Steve went back to his office and took a tab of Ativan. That pea was now a bowling ball.
He sat at his desk, which had two piles of papers, pencils in one cup, pens in another. Things lined up, pathologically neat unlike the contents of his mind. His eyes fell on the photo of him and Dana from a trip to the White Mountains a few years ago. The air was crisp and keen and the sky an endless blue.

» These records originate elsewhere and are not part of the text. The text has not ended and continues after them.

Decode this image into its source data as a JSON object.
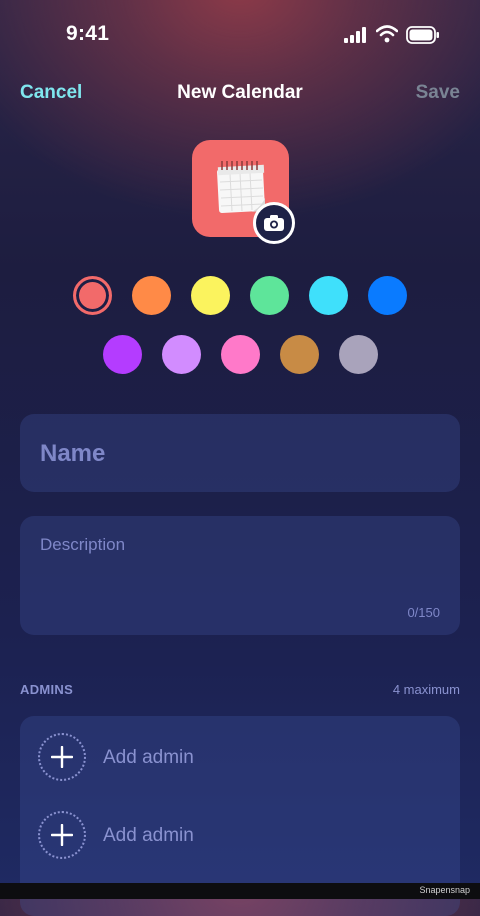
{
  "status": {
    "time": "9:41"
  },
  "nav": {
    "cancel": "Cancel",
    "title": "New Calendar",
    "save": "Save"
  },
  "calendar_icon": {
    "color": "#f26a6a",
    "icon": "calendar-icon",
    "edit_icon": "camera-icon"
  },
  "colors": {
    "selected": "#f26a6a",
    "row1": [
      "#f26a6a",
      "#ff8a47",
      "#fbf35e",
      "#5ee59a",
      "#3fe0fb",
      "#0a7bff"
    ],
    "row2": [
      "#b43cff",
      "#d28cff",
      "#ff79c9",
      "#c88b45",
      "#a9a3bb"
    ]
  },
  "form": {
    "name_placeholder": "Name",
    "description_placeholder": "Description",
    "description_counter": "0/150"
  },
  "admins": {
    "header": "ADMINS",
    "limit": "4 maximum",
    "items": [
      {
        "label": "Add admin"
      },
      {
        "label": "Add admin"
      }
    ]
  },
  "footer": {
    "watermark": "Snapensnap"
  }
}
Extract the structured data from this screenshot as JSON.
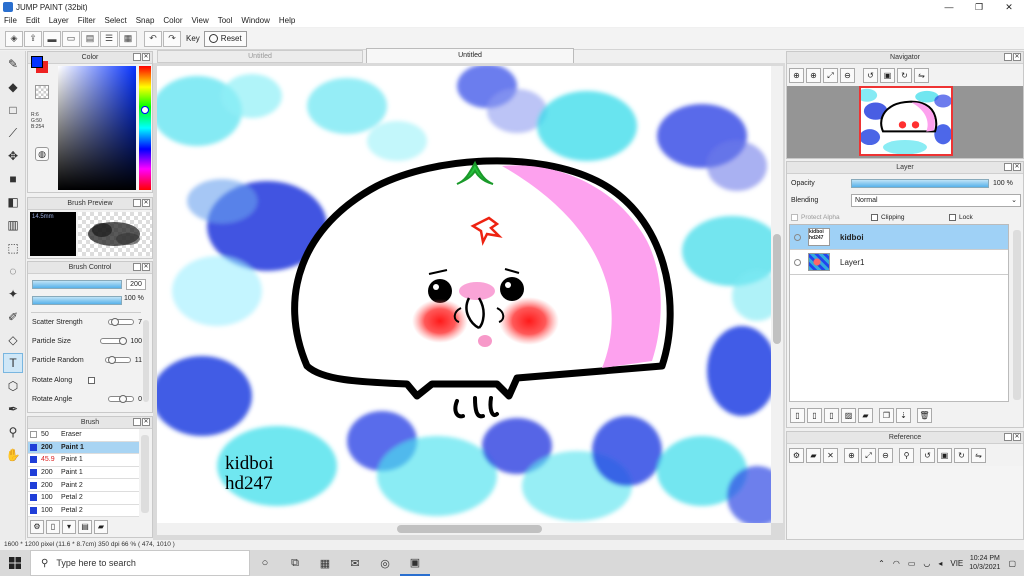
{
  "app": {
    "title": "JUMP PAINT (32bit)"
  },
  "window_controls": {
    "minimize": "—",
    "restore": "❐",
    "close": "✕"
  },
  "menu": [
    "File",
    "Edit",
    "Layer",
    "Filter",
    "Select",
    "Snap",
    "Color",
    "View",
    "Tool",
    "Window",
    "Help"
  ],
  "toolbar": {
    "key_label": "Key",
    "reset_label": "Reset"
  },
  "tabs": [
    {
      "label": "Untitled",
      "active": false
    },
    {
      "label": "Untitled",
      "active": true
    }
  ],
  "color_panel": {
    "title": "Color",
    "rgb_readout": [
      "R:6",
      "G:50",
      "B:254"
    ],
    "foreground": "#0632fe",
    "background": "#e22222"
  },
  "brush_preview": {
    "title": "Brush Preview",
    "size_text": "14.5mm"
  },
  "brush_control": {
    "title": "Brush Control",
    "size_value": "200",
    "opacity_value": "100 %",
    "rows": [
      {
        "label": "Scatter Strength",
        "value": "7"
      },
      {
        "label": "Particle Size",
        "value": "100"
      },
      {
        "label": "Particle Random",
        "value": "11"
      },
      {
        "label": "Rotate Along",
        "value": ""
      },
      {
        "label": "Rotate Angle",
        "value": "0"
      }
    ]
  },
  "brush_list": {
    "title": "Brush",
    "items": [
      {
        "size": "50",
        "name": "Eraser",
        "selected": false,
        "swatch": "#ffffff"
      },
      {
        "size": "200",
        "name": "Paint 1",
        "selected": true,
        "swatch": "#1f3ed8"
      },
      {
        "size": "45.9",
        "name": "Paint 1",
        "selected": false,
        "swatch": "#1f3ed8"
      },
      {
        "size": "200",
        "name": "Paint 1",
        "selected": false,
        "swatch": "#1f3ed8"
      },
      {
        "size": "200",
        "name": "Paint 2",
        "selected": false,
        "swatch": "#1f3ed8"
      },
      {
        "size": "100",
        "name": "Petal 2",
        "selected": false,
        "swatch": "#1f3ed8"
      },
      {
        "size": "100",
        "name": "Petal 2",
        "selected": false,
        "swatch": "#1f3ed8"
      }
    ]
  },
  "canvas": {
    "watermark_line1": "kidboi",
    "watermark_line2": "hd247"
  },
  "navigator": {
    "title": "Navigator"
  },
  "layer_panel": {
    "title": "Layer",
    "opacity_label": "Opacity",
    "opacity_value": "100 %",
    "blending_label": "Blending",
    "blending_value": "Normal",
    "protect_alpha": "Protect Alpha",
    "clipping": "Clipping",
    "lock": "Lock",
    "layers": [
      {
        "name": "kidboi",
        "thumb_text": "kidboi hd247",
        "selected": true
      },
      {
        "name": "Layer1",
        "thumb_text": "",
        "selected": false
      }
    ]
  },
  "reference": {
    "title": "Reference"
  },
  "status": {
    "text": "1600 * 1200 pixel   (11.6 * 8.7cm)  350 dpi   66 %   ( 474, 1010 )"
  },
  "taskbar": {
    "search_placeholder": "Type here to search",
    "lang": "VIE",
    "time": "10:24 PM",
    "date": "10/3/2021"
  }
}
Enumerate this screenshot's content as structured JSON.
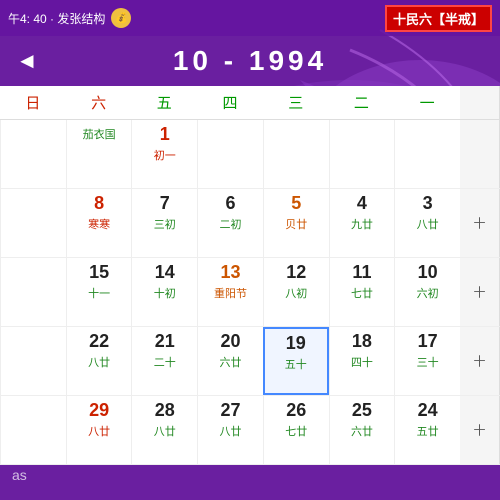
{
  "header": {
    "title": "十民六【半戒】",
    "time": "午4: 40 · 发张结构",
    "coin_symbol": "🪙"
  },
  "nav": {
    "year_month": "1994 - 10",
    "arrow_left": "◄"
  },
  "weekdays": [
    {
      "label": "一",
      "color": "normal"
    },
    {
      "label": "二",
      "color": "normal"
    },
    {
      "label": "三",
      "color": "normal"
    },
    {
      "label": "四",
      "color": "normal"
    },
    {
      "label": "五",
      "color": "normal"
    },
    {
      "label": "六",
      "color": "red"
    },
    {
      "label": "日",
      "color": "red"
    }
  ],
  "rows": [
    {
      "label": "",
      "cells": [
        {
          "main": "",
          "sub": "",
          "style": "normal"
        },
        {
          "main": "",
          "sub": "",
          "style": "normal"
        },
        {
          "main": "",
          "sub": "",
          "style": "normal"
        },
        {
          "main": "",
          "sub": "",
          "style": "normal"
        },
        {
          "main": "1",
          "sub": "初一",
          "style": "red"
        },
        {
          "main": "",
          "sub": "茄衣国",
          "style": "normal",
          "holiday": ""
        },
        {
          "main": "",
          "sub": "",
          "style": "normal"
        }
      ]
    },
    {
      "label": "十",
      "cells": [
        {
          "main": "3",
          "sub": "八廿",
          "style": "normal"
        },
        {
          "main": "4",
          "sub": "九廿",
          "style": "normal"
        },
        {
          "main": "5",
          "sub": "贝廿",
          "style": "orange"
        },
        {
          "main": "6",
          "sub": "二初",
          "style": "normal"
        },
        {
          "main": "7",
          "sub": "三初",
          "style": "normal"
        },
        {
          "main": "8",
          "sub": "寒寒",
          "style": "red"
        },
        {
          "main": "",
          "sub": "",
          "style": "normal"
        }
      ]
    },
    {
      "label": "十",
      "cells": [
        {
          "main": "10",
          "sub": "六初",
          "style": "normal"
        },
        {
          "main": "11",
          "sub": "七廿",
          "style": "normal"
        },
        {
          "main": "12",
          "sub": "八初",
          "style": "normal"
        },
        {
          "main": "13",
          "sub": "重阳节",
          "style": "orange"
        },
        {
          "main": "14",
          "sub": "十初",
          "style": "normal"
        },
        {
          "main": "15",
          "sub": "十一",
          "style": "normal"
        },
        {
          "main": "",
          "sub": "",
          "style": "normal"
        }
      ]
    },
    {
      "label": "十",
      "cells": [
        {
          "main": "17",
          "sub": "三十",
          "style": "normal"
        },
        {
          "main": "18",
          "sub": "四十",
          "style": "normal"
        },
        {
          "main": "19",
          "sub": "五十",
          "style": "highlighted",
          "highlighted": true
        },
        {
          "main": "20",
          "sub": "六廿",
          "style": "normal"
        },
        {
          "main": "21",
          "sub": "二十",
          "style": "normal"
        },
        {
          "main": "22",
          "sub": "八廿",
          "style": "normal"
        },
        {
          "main": "",
          "sub": "",
          "style": "normal"
        }
      ]
    },
    {
      "label": "十",
      "cells": [
        {
          "main": "24",
          "sub": "五廿",
          "style": "normal"
        },
        {
          "main": "25",
          "sub": "六廿",
          "style": "normal"
        },
        {
          "main": "26",
          "sub": "七廿",
          "style": "normal"
        },
        {
          "main": "27",
          "sub": "八廿",
          "style": "normal"
        },
        {
          "main": "28",
          "sub": "八廿",
          "style": "normal"
        },
        {
          "main": "29",
          "sub": "八廿",
          "style": "red"
        },
        {
          "main": "",
          "sub": "",
          "style": "normal"
        }
      ]
    }
  ],
  "footer": {
    "text": "as"
  }
}
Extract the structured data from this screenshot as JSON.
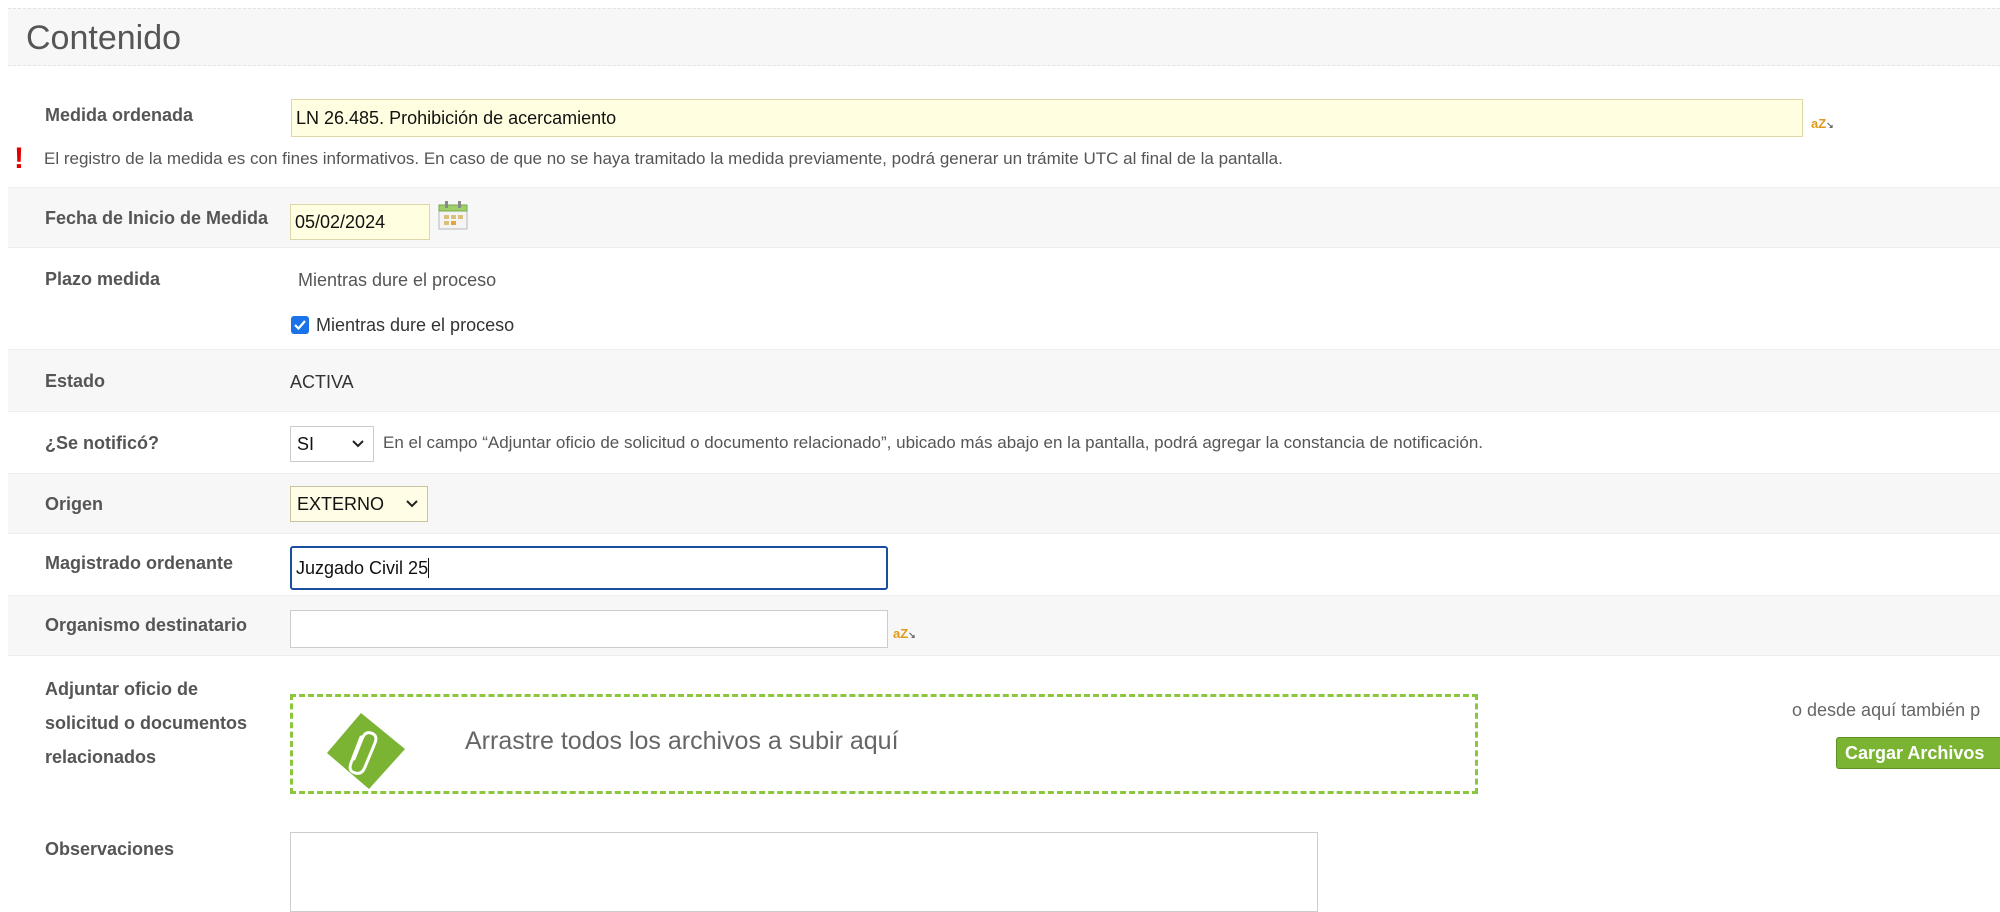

Suddenly his mind was a fugue again:
Well, Bunky, isn’t this a fine how do you do? Came in thinking the gargoyle was off your back. That maybe you’d been wrong. That it was just a weird set of coincidences. That her death didn’t belong to you. That it was that randy English prof after all, graduated from lewd and lash to murder most foul. And now we’re back to numero uno.
So, what’ll it be?
Could make it easy for yourself, walk right in there and tell the captain that you were the last to see her alive. Got the receipts. Got the number in your PDA phone. Took the forbidden Ativan cocktail and let Mr. Hyde out of his cage. Plus you’ve got a big fat time hole that you can’t account for—from 6:22 when you bought the champagne ’til Reardon’s call. Blanko, nada.
And what about those dreams of her? And Dana? Explain those if you’re not wracked with guilt that you did something wrong.
Autosuggestion and some form of psyche dysmorphia, to use the good doc’s term.
Bullshit. You were there. Felt the vibes as soon as you walked in.
Yeah, then where did the stocking come from?